HS Eugenios Eugenidis
One might plausibly argue that it was but natural that the sailing ship "Eugenios Eugenides" should come to be connected to Greece, a country celebrated for its islands with a shoreline of 16,000 km., a country whose fate has been intertwined with a deep knowledge of the sea, of her moods and of ways to cope with them. Let us not forget that praise to the seamanship of Greeks, of mariners, shipbuilders, fishermen and traders alike, to the daring and ingenuity of our people, to their constant search for that which is new can be found in writings as early as the epics of Homer. And as to the historic sailing ship "Eugenios Eugenides", the elegant three-masted schooner built in 1929, she too has a luring story to tell. She starts her life as "Sunbeam II" in a famous shipyard, somewhere in rainy Scotland, and then come pleasure cruises in the warm Mediterranean waters to be followed by clandestine missions to rescue resistance fighters in the Second World War. After the war she is taken to the North Sea, where under Swedish ownership, she acts as a training vessel, and then she reaches sunny Greek waters to be used for the tryingof marine cadets in Hydra. These past years, the ship has remained silent, moored at Phloisvos, waiting for better days to come, which seem at last to have arrived. The Navy has taken on it a rescue operation of distinct nature Eugenios Eugenides back to life, to see to it that it is repaired and refitted. Ami more than anything else to blow new life into a vessel neglected for so long.
And it is this same wish that gave life to the exhibitioni presenting "Eugenios Eugenides" which was organised with great care and will be housed for several months in the historic battleship-museum "Averoff". The exhibition reassembles piece by piece the vessel's rich history, through historical information and documents, objects and the reminiscences of different persons tied to the sea and to the life of the ship itself, bringing to the marina of Phloisvos the scent of times past.

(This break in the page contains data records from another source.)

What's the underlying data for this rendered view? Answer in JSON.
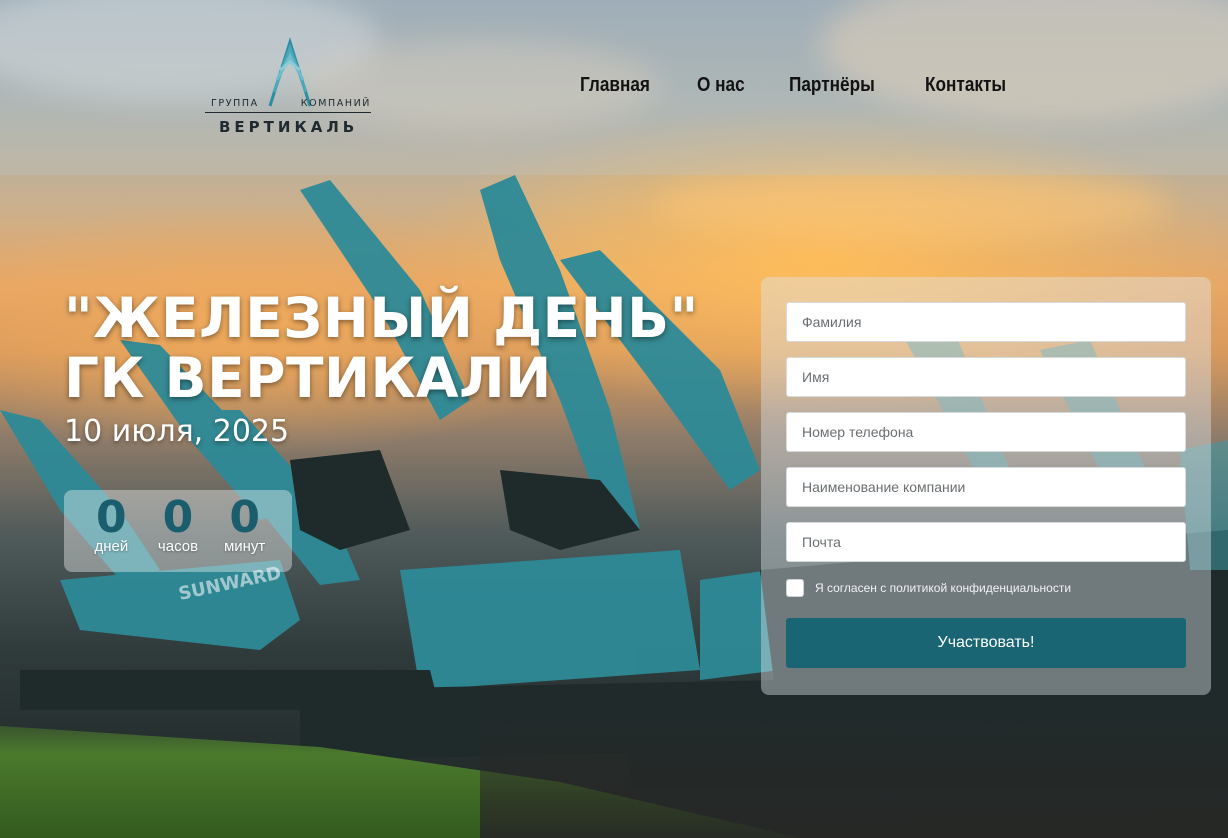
{
  "logo": {
    "top_left": "ГРУППА",
    "top_right": "КОМПАНИЙ",
    "name": "ВЕРТИКАЛЬ",
    "icon": "vertical-arrow-logo-icon"
  },
  "nav": {
    "items": [
      {
        "label": "Главная"
      },
      {
        "label": "О нас"
      },
      {
        "label": "Партнёры"
      },
      {
        "label": "Контакты"
      }
    ]
  },
  "event": {
    "title_line1": "\"ЖЕЛЕЗНЫЙ ДЕНЬ\"",
    "title_line2": "ГК ВЕРТИКАЛИ",
    "date": "10 июля, 2025"
  },
  "countdown": {
    "days": {
      "value": "0",
      "label": "дней"
    },
    "hours": {
      "value": "0",
      "label": "часов"
    },
    "minutes": {
      "value": "0",
      "label": "минут"
    }
  },
  "form": {
    "last_name_placeholder": "Фамилия",
    "first_name_placeholder": "Имя",
    "phone_placeholder": "Номер телефона",
    "company_placeholder": "Наименование компании",
    "email_placeholder": "Почта",
    "consent_label": "Я согласен с политикой конфиденциальности",
    "consent_checked": false,
    "submit_label": "Участвовать!"
  },
  "colors": {
    "accent": "#196573",
    "countdown_number": "#1a5e6e",
    "nav_text": "#121212"
  }
}
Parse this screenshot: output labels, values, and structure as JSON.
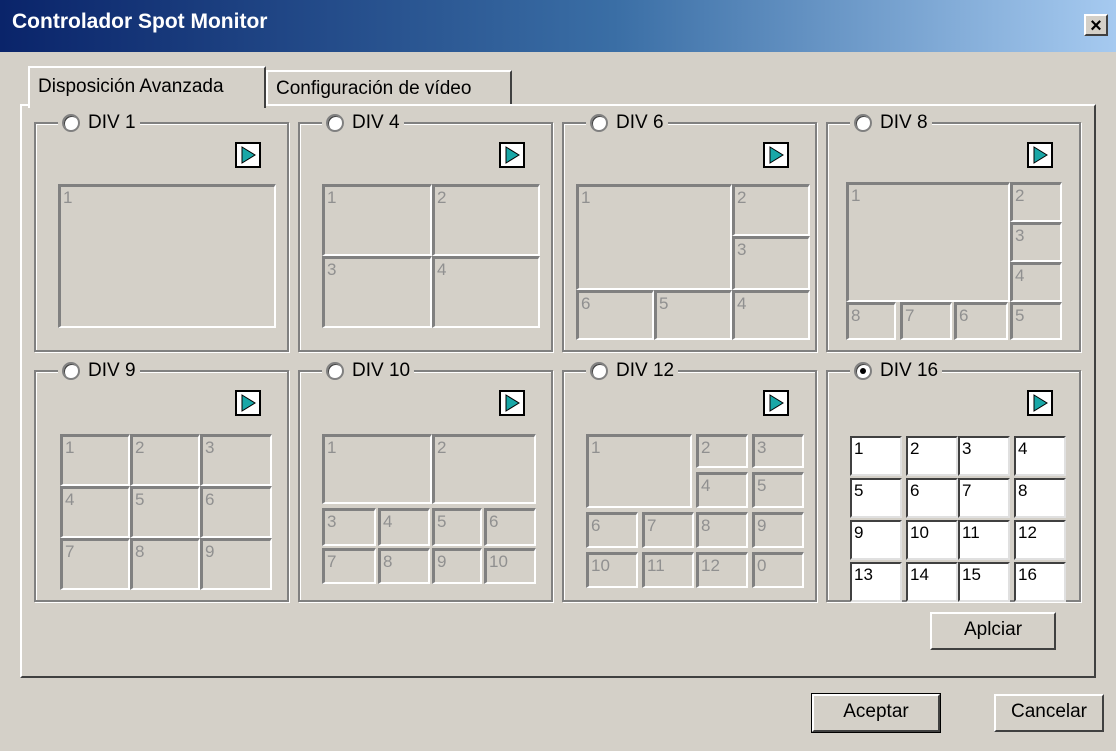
{
  "window": {
    "title": "Controlador Spot Monitor",
    "close_label": "×"
  },
  "tabs": [
    {
      "label": "Disposición Avanzada",
      "active": true
    },
    {
      "label": "Configuración de vídeo",
      "active": false
    }
  ],
  "layouts": [
    {
      "label": "DIV 1",
      "selected": false,
      "cells": [
        "1"
      ]
    },
    {
      "label": "DIV 4",
      "selected": false,
      "cells": [
        "1",
        "2",
        "3",
        "4"
      ]
    },
    {
      "label": "DIV 6",
      "selected": false,
      "cells": [
        "1",
        "2",
        "3",
        "6",
        "5",
        "4"
      ]
    },
    {
      "label": "DIV 8",
      "selected": false,
      "cells": [
        "1",
        "2",
        "3",
        "4",
        "8",
        "7",
        "6",
        "5"
      ]
    },
    {
      "label": "DIV 9",
      "selected": false,
      "cells": [
        "1",
        "2",
        "3",
        "4",
        "5",
        "6",
        "7",
        "8",
        "9"
      ]
    },
    {
      "label": "DIV 10",
      "selected": false,
      "cells": [
        "1",
        "2",
        "3",
        "4",
        "5",
        "6",
        "7",
        "8",
        "9",
        "10"
      ]
    },
    {
      "label": "DIV 12",
      "selected": false,
      "cells": [
        "1",
        "2",
        "3",
        "4",
        "5",
        "6",
        "7",
        "8",
        "9",
        "10",
        "11",
        "12",
        "0"
      ]
    },
    {
      "label": "DIV 16",
      "selected": true,
      "cells": [
        "1",
        "2",
        "3",
        "4",
        "5",
        "6",
        "7",
        "8",
        "9",
        "10",
        "11",
        "12",
        "13",
        "14",
        "15",
        "16"
      ]
    }
  ],
  "buttons": {
    "apply": "Aplciar",
    "accept": "Aceptar",
    "cancel": "Cancelar"
  },
  "colors": {
    "title_start": "#0a246a",
    "title_end": "#a6caf0",
    "face": "#d4d0c8",
    "play_icon": "#19a7a7"
  }
}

We believe that the Greek sailing ship "Eugenios Eugenides" does indeed set sail for a new destination and that its prospects for the 21st century are bright: to take once again to the sea routes as a seaworthy training vessell of our Navy and as a delight to our seafaring nation carrying, under the Greek flag, a message of friendship to the peoples of the world, to seas and havens of safety and cooperation.
Both Eugenios Eugenides, the great patron and astute businessman, and his sister Marianthi Simou, who accepted to support the purchase of the vessel on the part of the Greek state in 1965 with the property of her brother, would have been proud to see "Eugenios Eugenides" revived and once again in commission.
It is my hope that the Greek State, and in particular the Navy, as well as all those - be they bodies or natural persons - who are sensitive to the seafaring destiny of Greeks will need to work together in harmony to allow "Eugenios Eugenides" to become an important piece in the seafaring culture of not only Greece but of Europe and of the world in general.